The point-and-click interface can be used to view the information in a variety of formats. The user can zoom in and out on images and adjust brightness and contrast. Images captured at different visits can be compared. In addition to the data sorting and image manipulation features, the application enables the user to add notes or audible dictation to an exam or image, which can be shared and responded to.
The company plans to introduce an advanced version of EyeRoute Mobile designed specifically for the iPad, which it sees as an ideal technology for the paperless, ultra-efficient office.

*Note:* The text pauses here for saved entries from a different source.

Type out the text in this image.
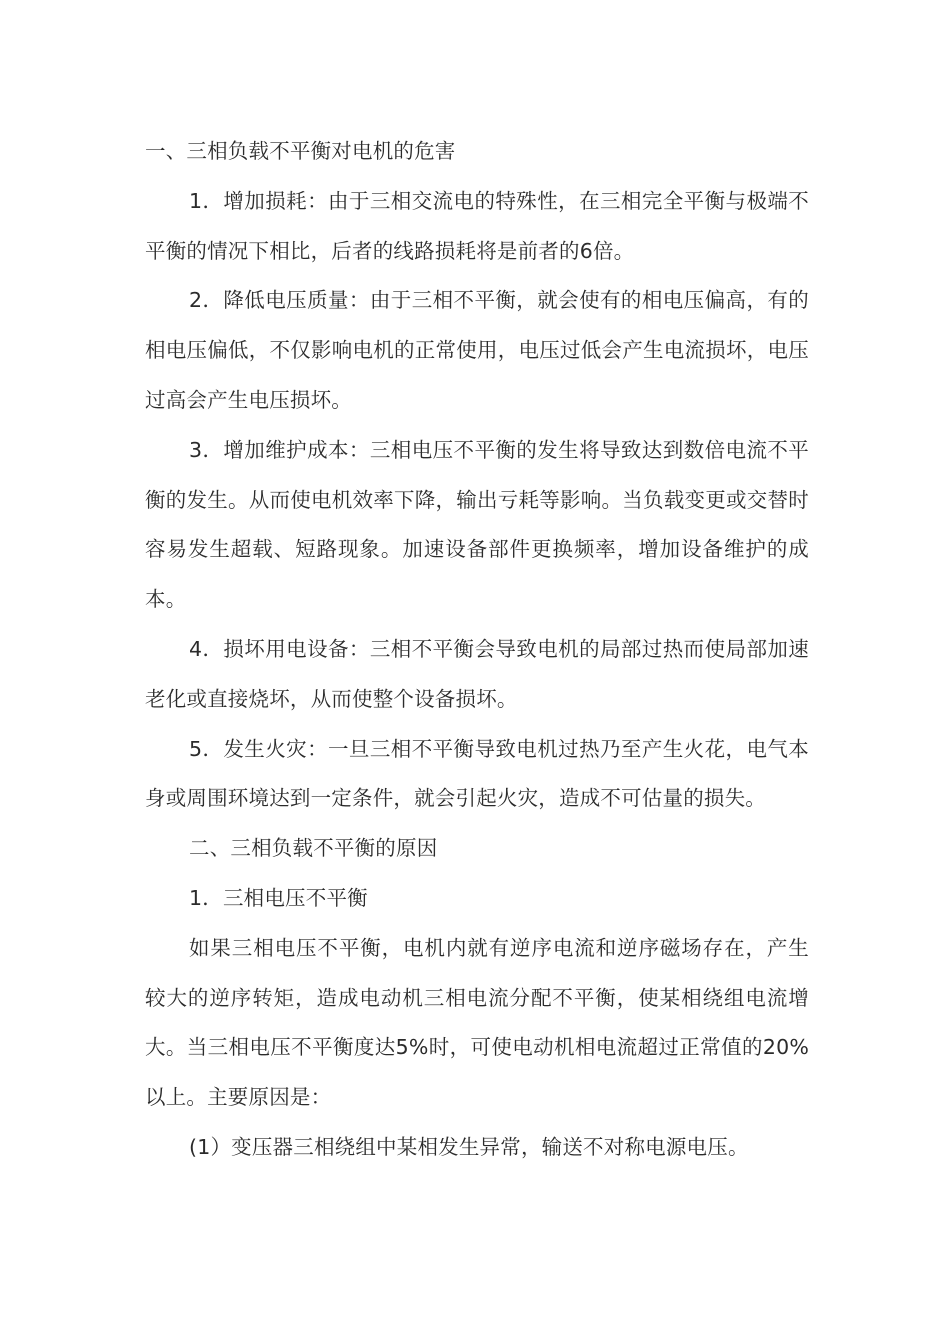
一、三相负载不平衡对电机的危害

1．增加损耗：由于三相交流电的特殊性，在三相完全平衡与极端不平衡的情况下相比，后者的线路损耗将是前者的6倍。

2．降低电压质量：由于三相不平衡，就会使有的相电压偏高，有的相电压偏低，不仅影响电机的正常使用，电压过低会产生电流损坏，电压过高会产生电压损坏。

3．增加维护成本：三相电压不平衡的发生将导致达到数倍电流不平衡的发生。从而使电机效率下降，输出亏耗等影响。当负载变更或交替时容易发生超载、短路现象。加速设备部件更换频率，增加设备维护的成本。

4．损坏用电设备：三相不平衡会导致电机的局部过热而使局部加速老化或直接烧坏，从而使整个设备损坏。

5．发生火灾：一旦三相不平衡导致电机过热乃至产生火花，电气本身或周围环境达到一定条件，就会引起火灾，造成不可估量的损失。

二、三相负载不平衡的原因

1．三相电压不平衡

如果三相电压不平衡，电机内就有逆序电流和逆序磁场存在，产生较大的逆序转矩，造成电动机三相电流分配不平衡，使某相绕组电流增大。当三相电压不平衡度达5%时，可使电动机相电流超过正常值的20%以上。主要原因是：

(1）变压器三相绕组中某相发生异常，输送不对称电源电压。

Other upgrades to EyeRoute Mobile, such as the inclusion of voicerecognition software, are in the works as well.
Using the EyeRoute Mobile application, optometrists who have incorporated Topcon's EyeRoute Image Management System into their practices can securely access all of their patient images and reports from the iPhone, iPod touch or iPad.
Future technology will allow users to manipulate data on multi-touch tables or wall monitors, using hand and finger gestures such as pinching, dragging and tapping.
Topcon's vision for the future also includes providing eye doctors with the ability to utilize the multi-touch technology that is quickly making its way into the mainstream. Much like Tom Cruise in the "Minority Report" or Anderson Cooper on his CNN program "AC 360°," doctors would be able to call up and manipulate data on multi-touch tables or wall monitors using hand and finger gestures such as pinching, dragging and tapping. At the 2009 meeting of the American Academy of Ophthalmology, the company turned heads with the multi-touch demonstration at its booth. Representatives provided a preview of potential uses, such as the ability to instantly overlay an ETDRS grid on a retinal image and then display it on a large video wall.
Topcon offers doctors a variety of ways to take advantage of its data management and interaction technologies. EyeRoute, for example, can be cloud-computing based or locally hosted. The technology solutions are scalable to the needs of any size practice, and options are available at a variety of price points.